The hotel closed for good just five years later, on April 1, 1972. Clem Long Inc. held a liquidation sale of furnishings, carpets, light fixtures, kitchen equipment, finishes, bath fixtures and linens in June.

Implosion of the Tutwiler. Birmingham News photo by Ralph Farrow.
Monument outside Regions Plaza

The property was purchased by the Exchange Security Bank, which was set to construct a new First Alabama Bank building there. The hotel was scheduled to be brought down by explosive charges on the morning of January 26, 1974, a Sunday. The charges, placed by the T. M. Burgin Demolition Co., succeeded in dropping the 20th Street facade, but left a large section of the south wing standing. A second series of blasts twisted that section in on itself. The company decided to complete the remainder of the demolition by conventional means. Special care was taken to prevent damage to the La Paree Restaurant, which, as Burgin described it, was "snuggled up to the Tutwiler like a puppy to its mother." The deadline for clearing the site for construction was May 17.

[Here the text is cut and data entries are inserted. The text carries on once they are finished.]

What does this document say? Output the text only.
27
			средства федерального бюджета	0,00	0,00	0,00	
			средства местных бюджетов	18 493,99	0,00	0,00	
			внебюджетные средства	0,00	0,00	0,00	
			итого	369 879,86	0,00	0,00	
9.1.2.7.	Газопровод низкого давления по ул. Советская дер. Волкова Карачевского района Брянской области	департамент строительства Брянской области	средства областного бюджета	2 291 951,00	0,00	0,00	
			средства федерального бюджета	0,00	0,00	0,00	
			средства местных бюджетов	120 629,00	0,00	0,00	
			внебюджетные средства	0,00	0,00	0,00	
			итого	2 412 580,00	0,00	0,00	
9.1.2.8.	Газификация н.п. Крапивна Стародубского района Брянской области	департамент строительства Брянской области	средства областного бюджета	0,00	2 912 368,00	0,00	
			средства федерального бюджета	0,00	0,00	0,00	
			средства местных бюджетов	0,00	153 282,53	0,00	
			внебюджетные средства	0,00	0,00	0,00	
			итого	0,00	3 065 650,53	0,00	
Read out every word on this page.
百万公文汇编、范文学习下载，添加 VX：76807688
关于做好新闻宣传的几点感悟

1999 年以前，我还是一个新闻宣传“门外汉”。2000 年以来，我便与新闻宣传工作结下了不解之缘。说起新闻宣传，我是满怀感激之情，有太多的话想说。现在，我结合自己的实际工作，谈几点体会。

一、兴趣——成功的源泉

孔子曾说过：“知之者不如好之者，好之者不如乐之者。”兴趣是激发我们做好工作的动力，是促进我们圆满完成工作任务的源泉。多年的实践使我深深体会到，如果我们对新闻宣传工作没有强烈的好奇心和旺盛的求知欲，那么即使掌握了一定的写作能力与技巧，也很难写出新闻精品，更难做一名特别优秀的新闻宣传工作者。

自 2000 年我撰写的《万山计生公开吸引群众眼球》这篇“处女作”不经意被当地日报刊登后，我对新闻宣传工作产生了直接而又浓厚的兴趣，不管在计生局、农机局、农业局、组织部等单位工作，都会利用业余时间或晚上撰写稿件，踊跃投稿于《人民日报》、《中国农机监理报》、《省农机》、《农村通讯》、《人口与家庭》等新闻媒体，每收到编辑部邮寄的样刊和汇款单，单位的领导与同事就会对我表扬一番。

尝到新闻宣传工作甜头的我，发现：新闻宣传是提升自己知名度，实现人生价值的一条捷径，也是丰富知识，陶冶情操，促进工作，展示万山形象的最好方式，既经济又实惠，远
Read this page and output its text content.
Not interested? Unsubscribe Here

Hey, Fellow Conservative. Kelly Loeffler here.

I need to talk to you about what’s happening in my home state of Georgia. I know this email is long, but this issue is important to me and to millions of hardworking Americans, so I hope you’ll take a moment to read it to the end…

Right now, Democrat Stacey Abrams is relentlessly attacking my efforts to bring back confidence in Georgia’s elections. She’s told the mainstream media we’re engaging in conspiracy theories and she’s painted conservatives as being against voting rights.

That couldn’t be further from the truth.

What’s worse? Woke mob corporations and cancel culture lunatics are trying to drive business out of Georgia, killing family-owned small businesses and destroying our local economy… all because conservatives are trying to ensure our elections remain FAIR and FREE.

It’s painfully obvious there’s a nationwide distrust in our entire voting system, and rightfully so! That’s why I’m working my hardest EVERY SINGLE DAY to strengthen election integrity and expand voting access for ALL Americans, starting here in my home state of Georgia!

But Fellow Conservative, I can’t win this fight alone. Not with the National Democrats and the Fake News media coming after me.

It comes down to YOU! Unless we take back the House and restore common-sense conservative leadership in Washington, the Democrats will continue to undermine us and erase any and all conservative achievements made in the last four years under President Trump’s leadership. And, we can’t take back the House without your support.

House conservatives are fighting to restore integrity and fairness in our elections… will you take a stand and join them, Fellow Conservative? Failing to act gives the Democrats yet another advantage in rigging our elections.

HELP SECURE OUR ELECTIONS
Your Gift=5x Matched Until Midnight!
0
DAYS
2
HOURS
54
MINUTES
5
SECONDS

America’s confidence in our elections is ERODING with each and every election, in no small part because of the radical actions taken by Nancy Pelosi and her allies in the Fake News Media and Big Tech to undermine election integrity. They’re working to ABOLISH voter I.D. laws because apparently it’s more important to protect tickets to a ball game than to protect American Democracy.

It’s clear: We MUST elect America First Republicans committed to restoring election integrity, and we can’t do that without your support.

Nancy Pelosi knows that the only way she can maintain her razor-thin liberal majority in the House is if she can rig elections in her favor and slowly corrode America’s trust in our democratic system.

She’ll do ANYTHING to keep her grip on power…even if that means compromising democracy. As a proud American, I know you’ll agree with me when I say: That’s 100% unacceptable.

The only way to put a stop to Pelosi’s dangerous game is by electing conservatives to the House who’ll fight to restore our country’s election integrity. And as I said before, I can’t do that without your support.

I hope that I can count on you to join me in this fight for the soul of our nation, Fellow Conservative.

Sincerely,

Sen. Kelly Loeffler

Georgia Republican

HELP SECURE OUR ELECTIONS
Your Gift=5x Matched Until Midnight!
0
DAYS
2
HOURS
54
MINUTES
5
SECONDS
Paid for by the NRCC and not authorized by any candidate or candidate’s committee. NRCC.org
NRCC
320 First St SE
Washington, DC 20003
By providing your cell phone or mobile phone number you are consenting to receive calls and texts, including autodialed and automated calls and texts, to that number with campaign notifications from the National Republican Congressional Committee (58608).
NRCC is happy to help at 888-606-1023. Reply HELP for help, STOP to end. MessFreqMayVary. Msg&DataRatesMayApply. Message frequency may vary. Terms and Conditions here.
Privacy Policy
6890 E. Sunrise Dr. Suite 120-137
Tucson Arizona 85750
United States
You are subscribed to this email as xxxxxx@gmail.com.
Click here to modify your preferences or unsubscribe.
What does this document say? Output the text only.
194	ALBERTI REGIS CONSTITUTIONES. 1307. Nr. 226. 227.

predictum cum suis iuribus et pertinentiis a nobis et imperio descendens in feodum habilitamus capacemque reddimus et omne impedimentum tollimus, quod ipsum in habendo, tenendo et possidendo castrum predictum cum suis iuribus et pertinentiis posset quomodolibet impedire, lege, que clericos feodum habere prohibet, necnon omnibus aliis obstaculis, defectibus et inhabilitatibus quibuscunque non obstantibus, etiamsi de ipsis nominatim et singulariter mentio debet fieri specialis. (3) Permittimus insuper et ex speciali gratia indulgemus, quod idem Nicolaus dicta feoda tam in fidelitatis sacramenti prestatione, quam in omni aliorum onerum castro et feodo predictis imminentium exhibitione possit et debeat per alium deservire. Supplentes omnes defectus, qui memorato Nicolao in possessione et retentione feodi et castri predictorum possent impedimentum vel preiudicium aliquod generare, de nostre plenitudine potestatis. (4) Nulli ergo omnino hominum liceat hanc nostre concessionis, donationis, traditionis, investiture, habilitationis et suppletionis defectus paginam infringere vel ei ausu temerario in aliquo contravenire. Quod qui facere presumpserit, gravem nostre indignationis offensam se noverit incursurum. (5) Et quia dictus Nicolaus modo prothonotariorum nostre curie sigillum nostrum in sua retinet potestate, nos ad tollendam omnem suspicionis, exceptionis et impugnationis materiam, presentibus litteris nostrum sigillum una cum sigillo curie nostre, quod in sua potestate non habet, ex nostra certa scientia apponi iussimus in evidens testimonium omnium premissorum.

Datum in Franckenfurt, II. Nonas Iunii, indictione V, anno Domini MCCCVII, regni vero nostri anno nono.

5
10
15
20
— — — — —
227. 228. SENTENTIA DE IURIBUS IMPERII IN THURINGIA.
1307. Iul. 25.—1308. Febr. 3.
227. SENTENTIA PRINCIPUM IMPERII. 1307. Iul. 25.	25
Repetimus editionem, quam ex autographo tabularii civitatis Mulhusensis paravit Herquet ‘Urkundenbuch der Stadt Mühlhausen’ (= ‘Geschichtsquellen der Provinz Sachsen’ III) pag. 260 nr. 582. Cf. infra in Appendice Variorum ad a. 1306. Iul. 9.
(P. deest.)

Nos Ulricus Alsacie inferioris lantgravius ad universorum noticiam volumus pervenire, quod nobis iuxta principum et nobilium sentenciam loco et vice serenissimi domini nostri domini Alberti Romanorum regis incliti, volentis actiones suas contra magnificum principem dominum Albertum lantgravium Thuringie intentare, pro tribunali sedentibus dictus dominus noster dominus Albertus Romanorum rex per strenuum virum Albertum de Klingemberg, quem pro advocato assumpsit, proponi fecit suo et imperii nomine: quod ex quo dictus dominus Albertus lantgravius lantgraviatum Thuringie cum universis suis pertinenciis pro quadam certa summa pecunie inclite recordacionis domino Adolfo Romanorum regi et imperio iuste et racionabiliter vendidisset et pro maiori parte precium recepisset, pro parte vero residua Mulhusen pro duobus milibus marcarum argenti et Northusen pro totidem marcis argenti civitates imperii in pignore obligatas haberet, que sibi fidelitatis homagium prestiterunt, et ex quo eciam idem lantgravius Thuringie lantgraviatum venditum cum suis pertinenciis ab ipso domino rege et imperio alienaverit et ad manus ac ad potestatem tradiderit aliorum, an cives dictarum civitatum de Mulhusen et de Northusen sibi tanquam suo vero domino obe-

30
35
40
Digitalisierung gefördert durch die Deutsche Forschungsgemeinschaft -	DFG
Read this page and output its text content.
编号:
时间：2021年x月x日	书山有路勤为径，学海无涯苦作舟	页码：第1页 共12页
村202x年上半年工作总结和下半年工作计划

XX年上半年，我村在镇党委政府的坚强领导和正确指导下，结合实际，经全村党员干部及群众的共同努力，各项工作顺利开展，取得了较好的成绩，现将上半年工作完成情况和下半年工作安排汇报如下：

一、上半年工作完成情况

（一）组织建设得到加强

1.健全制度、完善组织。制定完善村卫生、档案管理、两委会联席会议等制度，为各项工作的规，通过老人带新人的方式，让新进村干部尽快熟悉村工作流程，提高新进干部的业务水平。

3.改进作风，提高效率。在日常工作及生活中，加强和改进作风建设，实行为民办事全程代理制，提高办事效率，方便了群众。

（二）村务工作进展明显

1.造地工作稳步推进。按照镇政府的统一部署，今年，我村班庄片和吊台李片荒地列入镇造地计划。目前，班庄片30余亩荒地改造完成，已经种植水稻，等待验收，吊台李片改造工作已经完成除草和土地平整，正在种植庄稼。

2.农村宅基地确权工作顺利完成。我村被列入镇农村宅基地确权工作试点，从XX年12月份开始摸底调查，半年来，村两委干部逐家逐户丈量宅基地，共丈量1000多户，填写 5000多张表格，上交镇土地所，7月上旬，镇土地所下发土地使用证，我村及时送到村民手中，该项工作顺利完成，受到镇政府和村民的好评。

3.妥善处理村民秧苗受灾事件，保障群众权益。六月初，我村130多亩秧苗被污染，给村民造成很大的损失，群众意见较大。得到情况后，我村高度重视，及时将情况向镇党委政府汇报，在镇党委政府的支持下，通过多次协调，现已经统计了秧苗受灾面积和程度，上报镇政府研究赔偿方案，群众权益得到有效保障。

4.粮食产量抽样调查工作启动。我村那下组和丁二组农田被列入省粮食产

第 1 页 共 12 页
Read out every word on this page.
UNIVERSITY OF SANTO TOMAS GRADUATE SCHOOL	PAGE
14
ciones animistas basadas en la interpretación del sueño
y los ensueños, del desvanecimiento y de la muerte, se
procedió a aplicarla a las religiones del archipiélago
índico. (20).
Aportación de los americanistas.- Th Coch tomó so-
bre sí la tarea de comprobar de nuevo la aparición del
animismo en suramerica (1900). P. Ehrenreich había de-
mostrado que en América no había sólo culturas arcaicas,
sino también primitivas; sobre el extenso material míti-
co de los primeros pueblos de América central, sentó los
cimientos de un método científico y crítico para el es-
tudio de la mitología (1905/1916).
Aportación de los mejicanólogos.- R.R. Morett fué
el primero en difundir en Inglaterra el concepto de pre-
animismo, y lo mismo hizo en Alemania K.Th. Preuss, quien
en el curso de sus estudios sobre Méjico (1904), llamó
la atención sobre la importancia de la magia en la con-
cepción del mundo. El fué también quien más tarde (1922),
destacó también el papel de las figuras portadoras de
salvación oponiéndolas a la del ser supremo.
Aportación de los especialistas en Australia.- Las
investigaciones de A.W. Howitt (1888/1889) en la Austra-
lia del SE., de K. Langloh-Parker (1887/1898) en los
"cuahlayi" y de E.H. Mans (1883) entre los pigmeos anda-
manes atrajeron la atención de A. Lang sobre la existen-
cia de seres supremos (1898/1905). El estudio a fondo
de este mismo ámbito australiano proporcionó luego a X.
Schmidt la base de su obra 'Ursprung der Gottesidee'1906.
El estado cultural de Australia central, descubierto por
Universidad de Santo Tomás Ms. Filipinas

More than 2,000 tons of what Burgin described as "virgin" steel were removed from the site and sold to ACIPCO to make pipe. He sold the outside balcony railings to a family from Gadsden and a local contractor. He placed a 10x14 foot mirror from the main lobby at his own home in Vandiver. A leaded-glass ceiling was uncovered, hidden above two later ceilings in the hotel's barber shop. Workers salvaged more than 1,000 hardwood doors with brass knobs bearing the Tutwiler logo. Effort was made to preserve large sculpted heads from the exterior, but they were damaged later in transport.

Reincarnation

In 1985 it was decided to convert the Ridgely Apartments building, which had also been built by Robert Jemison Jr. in 1913 and was owned by the Tutwiler family, into a new luxury hotel named after the original. In 1986 renovations of the building were completed and the new Tutwiler opened to guests.